ANN7’s departure would be another win for civil society
- Wayne Duvenage
- 20 Nov 2017 12:51 (South Africa)
Propaganda and agendas with a bent towards the views expressed by the owner of a media house will always direct the narrative that emanates from any news and information platform. However, should these views and opinions or the general content stray too far from the belief and reality according to the general public, free market forces will discharge the demise of those outlets peddling the hogwash of their skewed agendas. The dwindling viewership would normally shove the media house onto the uneconomical scrap heap.
But the case related to ANN7 and its print media sister (The New Age newspaper) is not a normal one. Free market forces were not at play, as a disproportionate amount of government advertising allocations were directed to this low-following and declining media house, to prop up the Zuma/Gupta propaganda machine. The use and abuse of the Government Communications and Information System (GCIS), plus state institutions like SAA, SABC, Eskom and others to feed into their agenda was blatant and atrocious. Without this uncalled for support, ANN7 and The New Age would more than likely not be around today.

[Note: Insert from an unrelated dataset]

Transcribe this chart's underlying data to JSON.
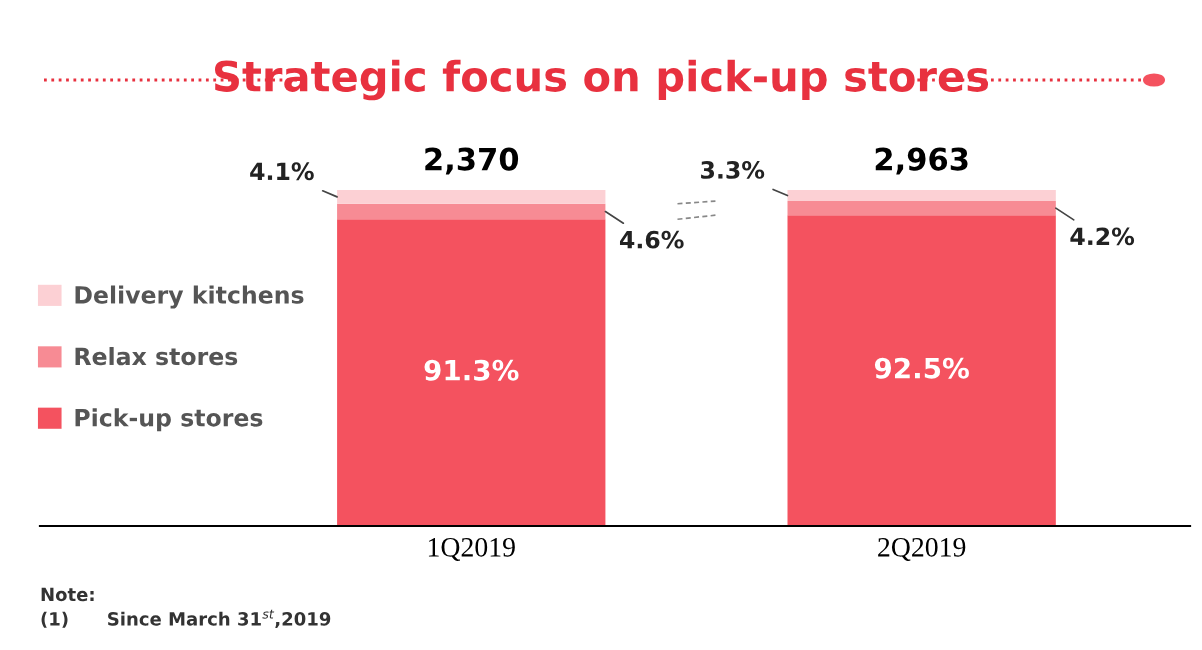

How are we to accept this conduct as being freedom of choice? Of course one can argue that people have the ability to ignore the channel or not purchase the newspapers, but that’s not the point. The point is that no taxpayers’ funds should be used or channelled to prop up privately owned companies. Making matters worse, I believe that more complaints have been laid against ANN7’s poor quality and biased reporting than any other news channel in the past few years. Adding fuel to the fire is their driving an agenda for a corrupt family and its links to our president who is strongly implicated in many documents that support the State Capture problem in South Africa.
Civil society should not be taken for fools. They understand the need for an uncensored media, a free media that shares all sides of the story and even possibly a healthy degree of bias in reporting from time to time. But the blatant arrogance and conduct of media houses linked to a corrupt family, one that has influenced the nation’s president and siphoned billions of taxpayers’ money off-shore, is not press freedom. It’s like being the driver of the getaway car in the bank robbery scene. Yes, he may be able to innocently claim no knowledge of what was going down at the crime scene, but they are part of the problem, even if they are driving the perpetrators from the scene of the crime in a tatty, rusty car.
The problematic decision to be made, however, lies with MultiChoice as they ponder on what they can and cannot tell the public and their subscribers, before too much damage is done. The extent of their hate-mail is rising by the day, as are the number of cancelled subscriptions. It’s what we’ve come to know in South Africa as the Bell Pottinger scenario, where the public and civil society organisations have the power to eventually bring the matter to a head, despite the valid questions of morality and freedom of association rules that ought to apply under normal circumstances.
There is nothing normal about the rules to be applied when fighting corruption in South Africa. The normal rules of business are not in play here, and the enormity of weight against the people by an unruly connected element of government officials who controls the taxpayers’ purse strings has become too much to swallow. So when civil society’s actions take liberties and push the “freedom of speech” envelope to the edge, they do so by rightfully adding, “but not at the expense of my hard-earned taxes”, especially when the media house lays on thick, the unashamed and tasty sauce of biased reporting.